“Guerra Civil” (2024), dirigido por Alex Garland, acompanha um grupo de jornalistas que atravessa os Estados Unidos em colapso enquanto uma guerra interna avança sem explicações didáticas. A história segue Lee (Kirsten Dunst), fotógrafa veterana que já viu violência demais para romantizar o ofício; Joel (Wagner Moura), repórter impulsivo, falante e constantemente à beira do erro; Jessie (Cailee Spaeny), jovem fotógrafa que entra na estrada movida mais por urgência do que por preparo; e Sammy (Stephen McKinley Henderson), jornalista experiente que entende que sobreviver também é parte do trabalho. O objetivo é claro desde o início: chegar a Washington e tentar entrevistar o presidente antes que o poder desmorone de vez.
Garland escolhe não explicar as causas da guerra. Isso não é descuido, é método. O conflito já aconteceu, o que importa agora são as consequências práticas. Estradas bloqueadas, cidades vazias, homens armados decidindo quem passa e quem não passa. Lee conduz o grupo com frieza profissional, sempre avaliando risco e ganho. Joel aposta na conversa, às vezes demais, usando o carisma como ferramenta de sobrevivência. Jessie observa tudo com olhos atentos, aprendendo rápido que estar ali não é um gesto simbólico, é um teste físico e emocional constante.
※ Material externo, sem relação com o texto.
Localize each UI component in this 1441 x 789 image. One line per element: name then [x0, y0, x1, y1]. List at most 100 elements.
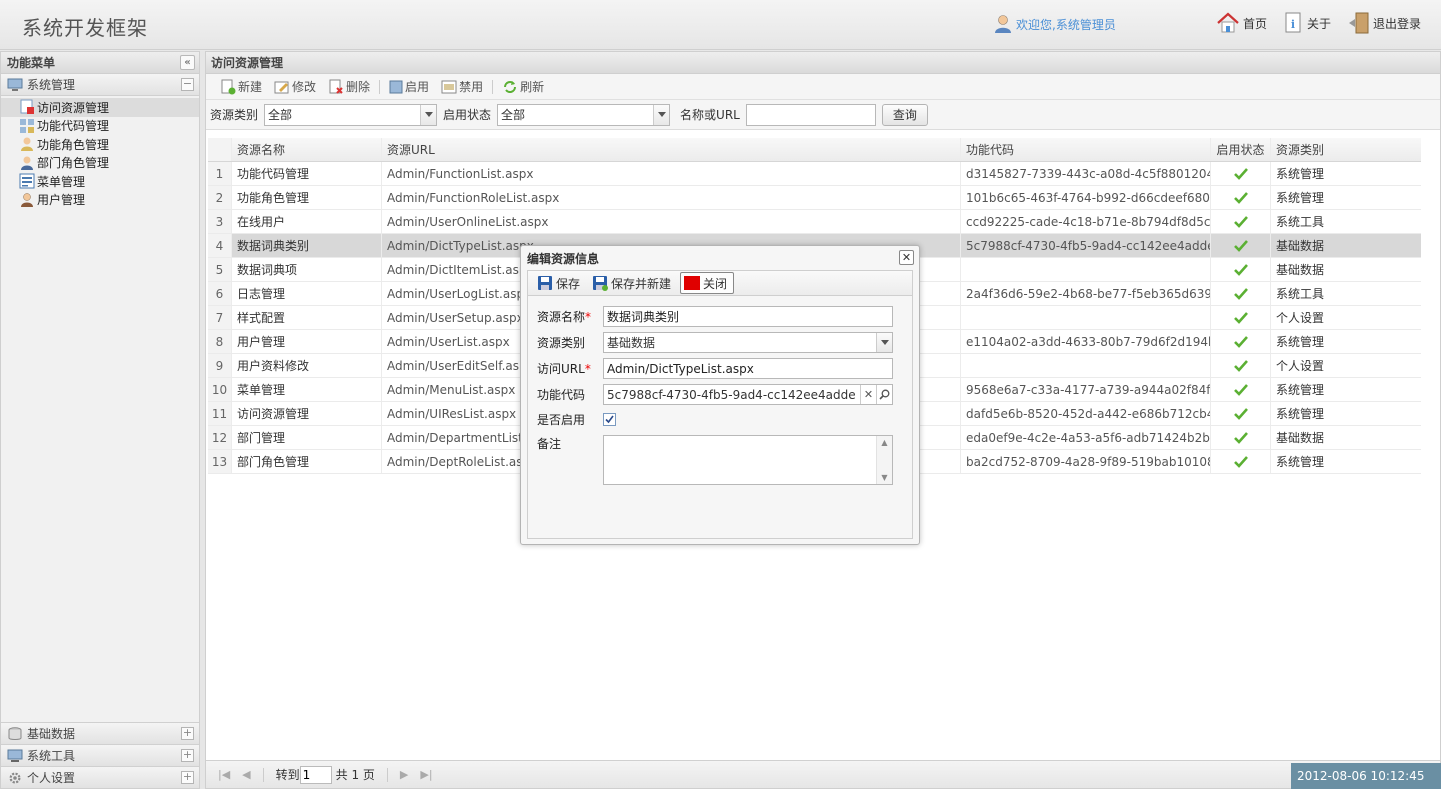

O filme funciona melhor quando se concentra no cotidiano brutal desse percurso. Não há discursos inflamados nem grandes explicações políticas. Há decisões pequenas que custam caro. Fotografar ou abaixar a câmera. Avançar ou recuar. Ficar alguns minutos a mais ou perder a chance de acesso. Garland filma essas escolhas com tensão seca, sem trilha emotiva guiando a reação do espectador. A violência aparece de forma abrupta, quase sempre sem aviso, como acontece fora da ficção.
Kirsten Dunst entrega uma das atuações mais contidas e eficazes de sua carreira. Lee não precisa explicar quem é; o corpo cansado, o olhar sempre alerta e a forma como ela reage a cada novo perigo dizem tudo. Wagner Moura traz energia e nervosismo para Joel, um personagem que entende o peso da informação, mas nem sempre mede o custo da própria coragem. Cailee Spaeny funciona como ponto de entrada para o público: Jessie aprende rápido, erra, se assusta e endurece, sem que o filme transforme esse processo em lição edificante.
“Guerra Civil” também fala sobre jornalismo sem idealizar a profissão. Não há heroísmo limpo aqui. Há negociação, medo, cansaço e escolhas que deixam marcas. A imprensa não surge como salvadora nem como vilã, mas como um grupo de pessoas tentando trabalhar em meio ao colapso. O filme observa esse esforço com distância crítica e certo desconforto, recusando frases de efeito e cenas pensadas para aplauso fácil.
Alex Garland constrói um suspense que não depende de reviravoltas mirabolantes. A tensão vem da imprevisibilidade do caminho e da fragilidade de qualquer acordo. Em um país fragmentado, autoridade muda rápido, e nenhuma decisão garante segurança duradoura. O resultado é um filme áspero, inquieto e profundamente físico, que prefere acompanhar o desgaste dos personagens a oferecer respostas prontas.
Sem entregar soluções nem finais reconfortantes, “Guerra Civil” se impõe como uma experiência incômoda e atual. É um filme que observa mais do que explica, que provoca mais do que consola, e que encontra sua força justamente na recusa de transformar o caos em espetáculo fácil.